The private health rebate is the act of the government covering a percentage of your costs towards private health.
This rebate will decrease as your income increases, but it is still a positive reason to consider private health.
The Medicare levy surcharge is the percentage of your income that, as an individual without private health, will be extracted from your income and paid to the Australian Tax Office.
If you are an individual who earns upwards of $90 000 dollars, or a family who earns upwards of $180 000, you will likely be required to surrender a percentage of your income to the surcharge.
Simple private healthcare plans may cost less than the Medicare levy surcharge, so it may be worth your while to invest.
This however only applies if it is viable in your financial situation and it is important to take your income and medical needs into account when considering a switch.
Declare all Deductions
It is important when attempting to minimise the tax coming out of your income to declare any and all deductions available to you.
A tax deduction is the reduction of tax available to be taken out of your income, generally on the basis of expenses throughout the year.
You will not receive 100% of the money spent on said expenses, but a percentage will be returned to you.
Some common expenses that can be claimed on tax deduction include home office supplies, work-related car expenses, work-related uniform expenses, work-related phone usage, and many more.
Remember to do your research on what you can claim so that you receive the maximum money back on your taxes spent.
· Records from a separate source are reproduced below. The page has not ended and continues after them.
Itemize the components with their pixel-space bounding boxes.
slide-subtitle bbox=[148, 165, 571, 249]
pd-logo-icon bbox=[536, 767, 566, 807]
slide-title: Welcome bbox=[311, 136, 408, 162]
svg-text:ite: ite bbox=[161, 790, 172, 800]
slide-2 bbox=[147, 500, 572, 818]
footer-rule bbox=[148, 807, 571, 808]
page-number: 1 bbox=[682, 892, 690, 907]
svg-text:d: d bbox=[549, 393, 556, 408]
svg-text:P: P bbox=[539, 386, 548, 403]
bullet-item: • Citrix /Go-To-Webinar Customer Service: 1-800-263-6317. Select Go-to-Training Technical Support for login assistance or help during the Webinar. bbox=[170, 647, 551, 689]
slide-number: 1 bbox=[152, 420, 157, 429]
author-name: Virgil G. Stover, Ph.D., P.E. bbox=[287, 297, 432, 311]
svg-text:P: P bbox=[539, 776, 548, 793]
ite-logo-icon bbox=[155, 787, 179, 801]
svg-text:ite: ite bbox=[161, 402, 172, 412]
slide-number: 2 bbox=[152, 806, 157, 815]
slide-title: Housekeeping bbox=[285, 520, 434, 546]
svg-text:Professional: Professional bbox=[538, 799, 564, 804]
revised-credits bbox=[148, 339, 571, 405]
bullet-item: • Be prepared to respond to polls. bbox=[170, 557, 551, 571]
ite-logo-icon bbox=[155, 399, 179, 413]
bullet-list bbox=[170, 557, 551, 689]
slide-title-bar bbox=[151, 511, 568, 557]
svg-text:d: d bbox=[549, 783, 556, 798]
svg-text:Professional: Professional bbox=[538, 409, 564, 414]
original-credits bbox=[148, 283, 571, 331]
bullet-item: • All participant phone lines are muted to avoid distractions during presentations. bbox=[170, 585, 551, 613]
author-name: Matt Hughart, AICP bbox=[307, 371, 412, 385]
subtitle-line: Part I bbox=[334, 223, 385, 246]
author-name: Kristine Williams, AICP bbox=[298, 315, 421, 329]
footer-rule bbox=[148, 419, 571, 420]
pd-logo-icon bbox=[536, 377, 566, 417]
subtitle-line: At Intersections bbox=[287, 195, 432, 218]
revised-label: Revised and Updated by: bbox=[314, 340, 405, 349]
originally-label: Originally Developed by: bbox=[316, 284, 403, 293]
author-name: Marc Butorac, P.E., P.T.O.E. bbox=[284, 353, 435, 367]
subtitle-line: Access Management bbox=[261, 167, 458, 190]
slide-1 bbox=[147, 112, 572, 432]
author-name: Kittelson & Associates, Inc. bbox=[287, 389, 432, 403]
If you are unsure if you can claim a specific expense on tax, don’t hesitate to communicate this with a tax agent when you file.
Pre-pay any expenses
Tax planning is a vital, but often forgotten, task when attempting to reduce your taxable income.
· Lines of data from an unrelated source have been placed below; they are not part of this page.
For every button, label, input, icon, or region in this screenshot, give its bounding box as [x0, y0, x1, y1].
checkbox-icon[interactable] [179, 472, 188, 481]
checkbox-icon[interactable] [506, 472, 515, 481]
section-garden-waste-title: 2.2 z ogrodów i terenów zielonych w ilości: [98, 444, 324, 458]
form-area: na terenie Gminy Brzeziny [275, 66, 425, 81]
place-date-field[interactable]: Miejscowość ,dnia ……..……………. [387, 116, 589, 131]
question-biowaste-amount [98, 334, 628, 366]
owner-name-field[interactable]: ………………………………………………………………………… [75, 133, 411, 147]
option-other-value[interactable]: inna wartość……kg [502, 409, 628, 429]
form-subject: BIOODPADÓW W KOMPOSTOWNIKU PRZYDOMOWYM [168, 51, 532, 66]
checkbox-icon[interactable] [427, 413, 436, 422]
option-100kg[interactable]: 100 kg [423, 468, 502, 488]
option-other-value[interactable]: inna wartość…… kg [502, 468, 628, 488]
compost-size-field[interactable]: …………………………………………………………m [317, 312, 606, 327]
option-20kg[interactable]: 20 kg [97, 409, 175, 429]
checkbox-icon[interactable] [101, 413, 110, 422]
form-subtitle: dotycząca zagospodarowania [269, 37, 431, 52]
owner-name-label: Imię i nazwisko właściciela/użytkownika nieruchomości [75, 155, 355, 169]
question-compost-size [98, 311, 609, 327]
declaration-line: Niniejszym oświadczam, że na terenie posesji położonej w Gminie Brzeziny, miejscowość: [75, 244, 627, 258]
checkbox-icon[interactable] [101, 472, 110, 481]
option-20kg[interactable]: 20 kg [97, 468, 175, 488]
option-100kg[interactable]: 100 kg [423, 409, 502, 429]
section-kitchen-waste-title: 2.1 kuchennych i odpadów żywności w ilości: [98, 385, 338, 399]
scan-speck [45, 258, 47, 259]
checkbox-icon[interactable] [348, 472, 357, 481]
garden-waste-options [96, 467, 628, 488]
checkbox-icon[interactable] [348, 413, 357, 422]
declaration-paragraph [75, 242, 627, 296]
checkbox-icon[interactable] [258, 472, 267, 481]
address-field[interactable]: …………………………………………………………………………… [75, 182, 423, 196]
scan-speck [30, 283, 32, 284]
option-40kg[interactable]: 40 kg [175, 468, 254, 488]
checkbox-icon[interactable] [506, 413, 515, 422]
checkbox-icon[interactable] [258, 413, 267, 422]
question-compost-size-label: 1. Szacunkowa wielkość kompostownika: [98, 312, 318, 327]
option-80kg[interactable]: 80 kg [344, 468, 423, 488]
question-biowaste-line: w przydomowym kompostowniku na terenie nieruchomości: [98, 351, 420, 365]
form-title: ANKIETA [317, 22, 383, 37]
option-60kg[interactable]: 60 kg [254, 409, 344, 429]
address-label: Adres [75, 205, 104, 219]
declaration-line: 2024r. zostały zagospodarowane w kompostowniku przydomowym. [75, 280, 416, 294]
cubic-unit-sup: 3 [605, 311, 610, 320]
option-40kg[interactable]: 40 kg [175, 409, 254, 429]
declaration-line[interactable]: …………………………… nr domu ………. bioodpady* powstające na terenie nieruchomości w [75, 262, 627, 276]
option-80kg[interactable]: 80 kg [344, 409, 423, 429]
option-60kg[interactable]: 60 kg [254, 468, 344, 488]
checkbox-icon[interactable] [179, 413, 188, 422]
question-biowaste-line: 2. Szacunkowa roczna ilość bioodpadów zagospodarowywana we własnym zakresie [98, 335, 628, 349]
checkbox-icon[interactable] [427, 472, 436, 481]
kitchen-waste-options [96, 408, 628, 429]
The process of prepaying expenses that relate to your income is a great step in adequately planning your taxes.
This involves the off-putting of claiming deductions until the following financial year.
Expenses must be under one thousand dollars or meet the 12-month rule to qualify, however, but it is wise to consider prepaying expenses before filing for taxes.
This process can reduce your taxable income by allowing larger benefits in the following financial year.
Reduce your taxable income by Donating to Charity
Not only is donating to charity a great way to support those in need in your community but can also reduce your taxable income!
All donations to a charity registered by the ACN charity register over two dollars are considered tax deductible.
This will only apply if you receive no benefit from the donation, so raffle tickets or clothes bought from charities will not be tax deductible.
When you make a donation to a charity, they will generally give you a receipt, either physically or via email.
It is important that you keep these receipts as you will likely need them as evidence that you indeed donated to a charity over the course of the financial year.
Delay Income
Delaying your income is another active method of decreasing your taxable income over a financial year.
You can delay the receiving of income until the 30th of June, meaning tax will not apply to these funds in your current financial year.
This benefits individuals by removing the issue of paying a larger amount of tax when a lump sum of back payments is received.
This applies to you if you would be benefitted by delaying the receiving of your income to avoid paying larger taxes.
This process can be of benefit to you, but it is important to take your current financial situation into account to recognise if it works for you!
Reduce your taxable income – Key Takeaways
Paying tax is something that you will always be stuck with but working towards lowering it can really positively impact your finances.
As aforementioned, it is really important to consider your finances and, if you are unsure, consult a financial adviser on what works best for you and your current situation.
Reducing your taxable income may require some effort, but the money you can save will likely be well worth the work.
Building healthy financial habits is a vital step in improving your general monetary position!